Yes. You have hit upon the metaphoric meaning of מגבר as both 'speaking' and 'wilderness'.
The wilderness is a secondary metaphor. Like 'Waterloo', place is used for a metaphor of an activity that takes place there.
An interesting study would be to find any outliers: are there accounts of someone going to the 'wilderness' and not speaking to God in the literal or sensus plenior?
Looking at the formation of 'midbar' מדבר using Rabbi Eliezer's rule 30 Rules of Rabbi Eliezer
מ-דבר from מ speaking דבר, or father מ speaking דבר
מד-בר being measured מד the son בר
מ-ד-ב-ר the father's מ command ד revealed to man ב as the Word ר
מ(דב)ר Bitterness (death) מר with mutterings דב or the command revealed to man ד-ב at the heart.
There are three events which are 'revelationally' related in the sensus plenior because they represent the son offering a sacrifice in the desert:
Moses was told that he would be like God to Pharaoh and Aaron would be his mouthpiece. (the word 'kiss' נשק also means 'burn').
Ex 4:27 And the LORD said to Aaron, Go into the wilderness to meet
Moses. And he went, and met him in the mount of God, and kissed him.

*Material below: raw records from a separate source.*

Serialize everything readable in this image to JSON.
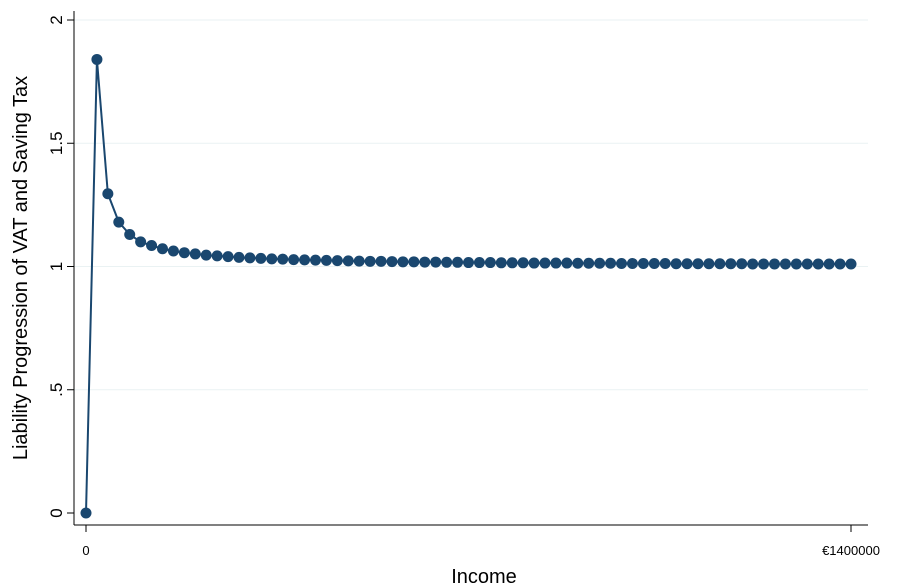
{
  "chart_data": {
    "type": "line",
    "xlabel": "Income",
    "ylabel": "Liability Progression of VAT and Saving Tax",
    "xlim": [
      0,
      1400000
    ],
    "ylim": [
      0,
      2
    ],
    "y_ticks": [
      "0",
      ".5",
      "1",
      "1.5",
      "2"
    ],
    "x_ticks": [
      "0",
      "€1400000"
    ],
    "grid": true,
    "marker": "circle",
    "line_color": "#1a476f",
    "x": [
      0,
      20000,
      40000,
      60000,
      80000,
      100000,
      120000,
      140000,
      160000,
      180000,
      200000,
      220000,
      240000,
      260000,
      280000,
      300000,
      320000,
      340000,
      360000,
      380000,
      400000,
      420000,
      440000,
      460000,
      480000,
      500000,
      520000,
      540000,
      560000,
      580000,
      600000,
      620000,
      640000,
      660000,
      680000,
      700000,
      720000,
      740000,
      760000,
      780000,
      800000,
      820000,
      840000,
      860000,
      880000,
      900000,
      920000,
      940000,
      960000,
      980000,
      1000000,
      1020000,
      1040000,
      1060000,
      1080000,
      1100000,
      1120000,
      1140000,
      1160000,
      1180000,
      1200000,
      1220000,
      1240000,
      1260000,
      1280000,
      1300000,
      1320000,
      1340000,
      1360000,
      1380000,
      1400000
    ],
    "values": [
      0,
      1.84,
      1.295,
      1.18,
      1.13,
      1.1,
      1.085,
      1.072,
      1.063,
      1.056,
      1.051,
      1.046,
      1.043,
      1.04,
      1.037,
      1.035,
      1.033,
      1.031,
      1.03,
      1.028,
      1.027,
      1.026,
      1.025,
      1.024,
      1.023,
      1.022,
      1.021,
      1.021,
      1.02,
      1.019,
      1.019,
      1.018,
      1.018,
      1.017,
      1.017,
      1.016,
      1.016,
      1.016,
      1.015,
      1.015,
      1.015,
      1.014,
      1.014,
      1.014,
      1.014,
      1.013,
      1.013,
      1.013,
      1.013,
      1.012,
      1.012,
      1.012,
      1.012,
      1.012,
      1.011,
      1.011,
      1.011,
      1.011,
      1.011,
      1.011,
      1.011,
      1.01,
      1.01,
      1.01,
      1.01,
      1.01,
      1.01,
      1.01,
      1.01,
      1.01,
      1.01
    ]
  }
}
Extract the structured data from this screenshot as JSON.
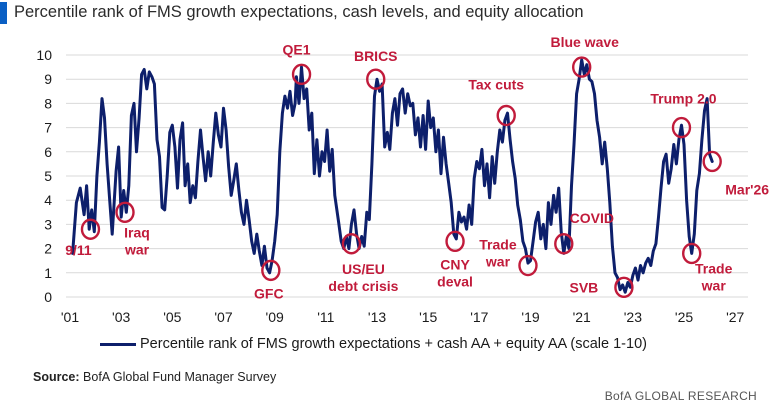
{
  "title": "Percentile rank of FMS growth expectations, cash levels, and equity allocation",
  "source_label": "Source:",
  "source_text": "BofA Global Fund Manager Survey",
  "footer": "BofA GLOBAL RESEARCH",
  "colors": {
    "line": "#0d1f6b",
    "annotation": "#c11b3b",
    "title_bar": "#0a5fc4"
  },
  "chart_data": {
    "type": "line",
    "title": "Percentile rank of FMS growth expectations, cash levels, and equity allocation",
    "xlabel": "",
    "ylabel": "",
    "xlim": [
      2001,
      2027.5
    ],
    "ylim": [
      0,
      10
    ],
    "x_tick_values": [
      2001,
      2003,
      2005,
      2007,
      2009,
      2011,
      2013,
      2015,
      2017,
      2019,
      2021,
      2023,
      2025,
      2027
    ],
    "x_tick_labels": [
      "'01",
      "'03",
      "'05",
      "'07",
      "'09",
      "'11",
      "'13",
      "'15",
      "'17",
      "'19",
      "'21",
      "'23",
      "'25",
      "'27"
    ],
    "y_tick_values": [
      0,
      1,
      2,
      3,
      4,
      5,
      6,
      7,
      8,
      9,
      10
    ],
    "grid": "horizontal",
    "legend": "bottom",
    "series": [
      {
        "name": "Percentile rank of FMS growth expectations + cash AA + equity AA (scale 1-10)",
        "points": [
          [
            2001.1,
            1.8
          ],
          [
            2001.25,
            3.9
          ],
          [
            2001.4,
            4.5
          ],
          [
            2001.55,
            3.4
          ],
          [
            2001.65,
            4.6
          ],
          [
            2001.75,
            2.8
          ],
          [
            2001.85,
            3.6
          ],
          [
            2001.95,
            2.7
          ],
          [
            2002.05,
            5.0
          ],
          [
            2002.15,
            6.4
          ],
          [
            2002.25,
            8.2
          ],
          [
            2002.35,
            7.4
          ],
          [
            2002.45,
            5.5
          ],
          [
            2002.55,
            4.0
          ],
          [
            2002.65,
            2.6
          ],
          [
            2002.8,
            5.2
          ],
          [
            2002.9,
            6.2
          ],
          [
            2003.0,
            3.3
          ],
          [
            2003.1,
            4.4
          ],
          [
            2003.2,
            3.5
          ],
          [
            2003.3,
            4.6
          ],
          [
            2003.4,
            7.5
          ],
          [
            2003.5,
            8.0
          ],
          [
            2003.6,
            6.0
          ],
          [
            2003.7,
            7.4
          ],
          [
            2003.8,
            9.2
          ],
          [
            2003.9,
            9.4
          ],
          [
            2004.0,
            8.6
          ],
          [
            2004.1,
            9.3
          ],
          [
            2004.2,
            9.1
          ],
          [
            2004.3,
            8.8
          ],
          [
            2004.4,
            6.5
          ],
          [
            2004.5,
            5.8
          ],
          [
            2004.6,
            3.7
          ],
          [
            2004.7,
            3.6
          ],
          [
            2004.8,
            5.0
          ],
          [
            2004.9,
            6.8
          ],
          [
            2005.0,
            7.1
          ],
          [
            2005.1,
            6.2
          ],
          [
            2005.2,
            4.5
          ],
          [
            2005.3,
            6.5
          ],
          [
            2005.4,
            7.2
          ],
          [
            2005.5,
            4.6
          ],
          [
            2005.6,
            5.5
          ],
          [
            2005.7,
            3.9
          ],
          [
            2005.8,
            4.6
          ],
          [
            2005.9,
            4.1
          ],
          [
            2006.0,
            5.6
          ],
          [
            2006.1,
            6.9
          ],
          [
            2006.2,
            5.8
          ],
          [
            2006.3,
            4.8
          ],
          [
            2006.4,
            6.0
          ],
          [
            2006.5,
            5.0
          ],
          [
            2006.6,
            6.4
          ],
          [
            2006.7,
            7.6
          ],
          [
            2006.8,
            6.7
          ],
          [
            2006.9,
            6.2
          ],
          [
            2007.0,
            7.8
          ],
          [
            2007.1,
            6.9
          ],
          [
            2007.2,
            5.4
          ],
          [
            2007.3,
            4.2
          ],
          [
            2007.4,
            4.8
          ],
          [
            2007.5,
            5.5
          ],
          [
            2007.6,
            4.4
          ],
          [
            2007.7,
            3.5
          ],
          [
            2007.8,
            3.0
          ],
          [
            2007.9,
            4.0
          ],
          [
            2008.0,
            3.2
          ],
          [
            2008.1,
            2.3
          ],
          [
            2008.2,
            1.8
          ],
          [
            2008.3,
            2.6
          ],
          [
            2008.4,
            1.9
          ],
          [
            2008.5,
            1.3
          ],
          [
            2008.6,
            2.1
          ],
          [
            2008.7,
            1.2
          ],
          [
            2008.8,
            1.0
          ],
          [
            2008.9,
            1.5
          ],
          [
            2009.0,
            2.3
          ],
          [
            2009.1,
            3.4
          ],
          [
            2009.2,
            6.0
          ],
          [
            2009.3,
            7.6
          ],
          [
            2009.4,
            8.3
          ],
          [
            2009.5,
            7.8
          ],
          [
            2009.6,
            8.5
          ],
          [
            2009.7,
            7.5
          ],
          [
            2009.8,
            8.0
          ],
          [
            2009.85,
            9.1
          ],
          [
            2009.95,
            8.0
          ],
          [
            2010.05,
            9.5
          ],
          [
            2010.15,
            8.2
          ],
          [
            2010.25,
            8.6
          ],
          [
            2010.35,
            6.9
          ],
          [
            2010.45,
            7.6
          ],
          [
            2010.55,
            5.1
          ],
          [
            2010.65,
            6.5
          ],
          [
            2010.75,
            5.0
          ],
          [
            2010.85,
            6.0
          ],
          [
            2010.95,
            5.6
          ],
          [
            2011.05,
            6.9
          ],
          [
            2011.15,
            5.2
          ],
          [
            2011.25,
            6.1
          ],
          [
            2011.35,
            4.2
          ],
          [
            2011.5,
            3.1
          ],
          [
            2011.6,
            2.3
          ],
          [
            2011.7,
            2.0
          ],
          [
            2011.8,
            2.5
          ],
          [
            2011.9,
            2.0
          ],
          [
            2012.0,
            3.0
          ],
          [
            2012.1,
            3.6
          ],
          [
            2012.2,
            2.6
          ],
          [
            2012.3,
            2.0
          ],
          [
            2012.4,
            2.5
          ],
          [
            2012.5,
            2.1
          ],
          [
            2012.6,
            3.5
          ],
          [
            2012.7,
            3.2
          ],
          [
            2012.8,
            5.5
          ],
          [
            2012.9,
            8.3
          ],
          [
            2013.0,
            9.0
          ],
          [
            2013.1,
            8.5
          ],
          [
            2013.2,
            8.8
          ],
          [
            2013.3,
            6.2
          ],
          [
            2013.4,
            6.8
          ],
          [
            2013.5,
            6.1
          ],
          [
            2013.6,
            7.6
          ],
          [
            2013.7,
            8.2
          ],
          [
            2013.8,
            7.1
          ],
          [
            2013.9,
            8.4
          ],
          [
            2014.0,
            8.6
          ],
          [
            2014.1,
            7.6
          ],
          [
            2014.2,
            8.4
          ],
          [
            2014.3,
            7.9
          ],
          [
            2014.4,
            8.0
          ],
          [
            2014.5,
            6.7
          ],
          [
            2014.6,
            7.4
          ],
          [
            2014.7,
            6.2
          ],
          [
            2014.8,
            7.5
          ],
          [
            2014.9,
            6.1
          ],
          [
            2015.0,
            8.1
          ],
          [
            2015.1,
            7.0
          ],
          [
            2015.2,
            7.4
          ],
          [
            2015.3,
            6.0
          ],
          [
            2015.4,
            6.9
          ],
          [
            2015.5,
            5.1
          ],
          [
            2015.6,
            6.6
          ],
          [
            2015.7,
            5.5
          ],
          [
            2015.8,
            4.7
          ],
          [
            2015.9,
            3.9
          ],
          [
            2016.0,
            2.6
          ],
          [
            2016.1,
            2.4
          ],
          [
            2016.2,
            3.5
          ],
          [
            2016.3,
            3.1
          ],
          [
            2016.4,
            3.3
          ],
          [
            2016.5,
            2.8
          ],
          [
            2016.6,
            3.8
          ],
          [
            2016.7,
            3.0
          ],
          [
            2016.8,
            4.9
          ],
          [
            2016.9,
            5.6
          ],
          [
            2017.0,
            5.3
          ],
          [
            2017.1,
            6.1
          ],
          [
            2017.2,
            4.6
          ],
          [
            2017.3,
            5.5
          ],
          [
            2017.4,
            4.1
          ],
          [
            2017.5,
            5.8
          ],
          [
            2017.6,
            4.7
          ],
          [
            2017.7,
            6.0
          ],
          [
            2017.8,
            6.9
          ],
          [
            2017.9,
            6.4
          ],
          [
            2018.0,
            7.3
          ],
          [
            2018.1,
            7.6
          ],
          [
            2018.2,
            6.5
          ],
          [
            2018.3,
            5.6
          ],
          [
            2018.4,
            4.9
          ],
          [
            2018.5,
            3.8
          ],
          [
            2018.6,
            3.2
          ],
          [
            2018.7,
            2.3
          ],
          [
            2018.8,
            2.0
          ],
          [
            2018.9,
            1.4
          ],
          [
            2019.0,
            1.5
          ],
          [
            2019.1,
            2.3
          ],
          [
            2019.2,
            3.1
          ],
          [
            2019.3,
            3.5
          ],
          [
            2019.4,
            2.4
          ],
          [
            2019.5,
            3.0
          ],
          [
            2019.6,
            2.0
          ],
          [
            2019.7,
            3.9
          ],
          [
            2019.8,
            3.0
          ],
          [
            2019.9,
            4.2
          ],
          [
            2020.0,
            3.5
          ],
          [
            2020.1,
            4.5
          ],
          [
            2020.2,
            2.7
          ],
          [
            2020.3,
            1.8
          ],
          [
            2020.4,
            2.5
          ],
          [
            2020.5,
            2.0
          ],
          [
            2020.6,
            4.6
          ],
          [
            2020.7,
            6.3
          ],
          [
            2020.8,
            8.4
          ],
          [
            2020.9,
            9.0
          ],
          [
            2021.0,
            9.8
          ],
          [
            2021.1,
            9.2
          ],
          [
            2021.2,
            9.6
          ],
          [
            2021.3,
            9.0
          ],
          [
            2021.4,
            8.9
          ],
          [
            2021.5,
            8.4
          ],
          [
            2021.6,
            7.3
          ],
          [
            2021.7,
            6.6
          ],
          [
            2021.8,
            5.5
          ],
          [
            2021.9,
            6.4
          ],
          [
            2022.0,
            5.3
          ],
          [
            2022.1,
            3.9
          ],
          [
            2022.2,
            2.1
          ],
          [
            2022.3,
            1.0
          ],
          [
            2022.4,
            0.8
          ],
          [
            2022.5,
            0.3
          ],
          [
            2022.6,
            0.5
          ],
          [
            2022.7,
            0.2
          ],
          [
            2022.8,
            0.6
          ],
          [
            2022.9,
            0.4
          ],
          [
            2023.0,
            0.9
          ],
          [
            2023.1,
            1.2
          ],
          [
            2023.2,
            0.7
          ],
          [
            2023.3,
            1.3
          ],
          [
            2023.4,
            1.0
          ],
          [
            2023.5,
            1.4
          ],
          [
            2023.6,
            1.6
          ],
          [
            2023.7,
            1.3
          ],
          [
            2023.8,
            1.9
          ],
          [
            2023.9,
            2.2
          ],
          [
            2024.0,
            3.3
          ],
          [
            2024.1,
            4.5
          ],
          [
            2024.2,
            5.6
          ],
          [
            2024.3,
            5.9
          ],
          [
            2024.4,
            4.7
          ],
          [
            2024.5,
            5.3
          ],
          [
            2024.6,
            6.3
          ],
          [
            2024.7,
            5.5
          ],
          [
            2024.8,
            6.5
          ],
          [
            2024.9,
            7.1
          ],
          [
            2025.0,
            6.3
          ],
          [
            2025.1,
            4.0
          ],
          [
            2025.2,
            2.5
          ],
          [
            2025.3,
            1.8
          ],
          [
            2025.4,
            2.6
          ],
          [
            2025.5,
            4.4
          ],
          [
            2025.6,
            5.1
          ],
          [
            2025.7,
            6.5
          ],
          [
            2025.8,
            7.7
          ],
          [
            2025.9,
            8.2
          ],
          [
            2026.0,
            5.9
          ],
          [
            2026.1,
            5.6
          ]
        ]
      }
    ],
    "annotations": [
      {
        "label": "9/11",
        "x": 2001.8,
        "y": 2.8
      },
      {
        "label": "Iraq war",
        "x": 2003.15,
        "y": 3.5
      },
      {
        "label": "GFC",
        "x": 2008.85,
        "y": 1.1
      },
      {
        "label": "QE1",
        "x": 2010.05,
        "y": 9.2
      },
      {
        "label": "US/EU debt crisis",
        "x": 2012.0,
        "y": 2.2
      },
      {
        "label": "BRICS",
        "x": 2012.95,
        "y": 9.0
      },
      {
        "label": "CNY deval",
        "x": 2016.05,
        "y": 2.3
      },
      {
        "label": "Tax cuts",
        "x": 2018.05,
        "y": 7.5
      },
      {
        "label": "Trade war",
        "x": 2018.9,
        "y": 1.3
      },
      {
        "label": "COVID",
        "x": 2020.3,
        "y": 2.2
      },
      {
        "label": "Blue wave",
        "x": 2021.0,
        "y": 9.5
      },
      {
        "label": "SVB",
        "x": 2022.65,
        "y": 0.4
      },
      {
        "label": "Trump 2.0",
        "x": 2024.9,
        "y": 7.0
      },
      {
        "label": "Trade war",
        "x": 2025.3,
        "y": 1.8
      },
      {
        "label": "Mar'26",
        "x": 2026.1,
        "y": 5.6
      }
    ]
  }
}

Israel was called the son of God. They went to the wilderness to sacrifice to God.
Ex 8:28 And Pharaoh said, I will let you go, that ye may sacrifice to
the LORD your God in the wilderness; only ye shall not go very far
away: intreat for me.
Jesus was tempted in the wilderness. He was obedient to God, and obedience is the better sacrifice.
1Sa 15:22...Behold, to obey [is] better than sacrifice, [and] to
hearken than the fat of rams.
Who did they go into the wilderness to hear? The father:
מ-דבר from מ speaking דבר, or father מ speaking דבר
Who was being measured? The son:
מד-בר being measured מד the son בר
Who was being revealed to the world as the Word? the Incarnate Torah? Jesus:
מ-ד-ב-ר the father's מ command ד revealed to man ב as the Word ר
And what is the picture of Christ's death in the wilderness?
מ(דב)ר Bitterness (death) מר with mutterings דב or the command revealed to man ד-ב at the heart.
Aaron burned (offered himself) to Moses
Israel offered sacrifices to God, all of which are types of Christ.
Jesus was the stone that was rejected , which became the bread that we eat at communion.
Jesus had already cast himself from the highest place in his incarnation and would descend to the lowest place in his death.
The ideas presented here are foreign to many Christians but are common to Jews.
Hebrew words derive meaning from the meaning of the letters.
See SMS's answer here: https://christianity.stackexchange.com/questions/69442/whats-the-origin-of-this-approach-of-trying-to-obtain-meaning-from-the-individu
Sefir Yetzirah "some early commentators treated it as a treatise on mathematical and linguistic theory as opposed to Kabbalah." https://en.wikipedia.org/wiki/Sefer_Yetzirah
Any book on Kabbalah, which I do not endorse. What's is observable is that belief that the letters have meaning.
Current works by https://www.linkedin.com/in/rabbircklein/ who is attempting to coerce the meanings from the letters.
This is the one which I am currently testing. https://sensusplenior.net/wiki/Pneumnemonic_Hebrew_for_Beginners using the rules posted here: What are the strict set of rules followed by sensus plenior?
I am currently collaborating on a Dictionary of 'Gates'; two-letter sub-roots.
John demonstrates a knowledge of this in 1Jo 5:7 Where heaven שמים has three consonants (yes and one vowel) which mean father מ, Word ם and Spirit א. And earth ארץ having Spirit א, water ר, and blood ץ. Naturally he translated into Greek for the emerging Greek church which did not have a background in Hebrew.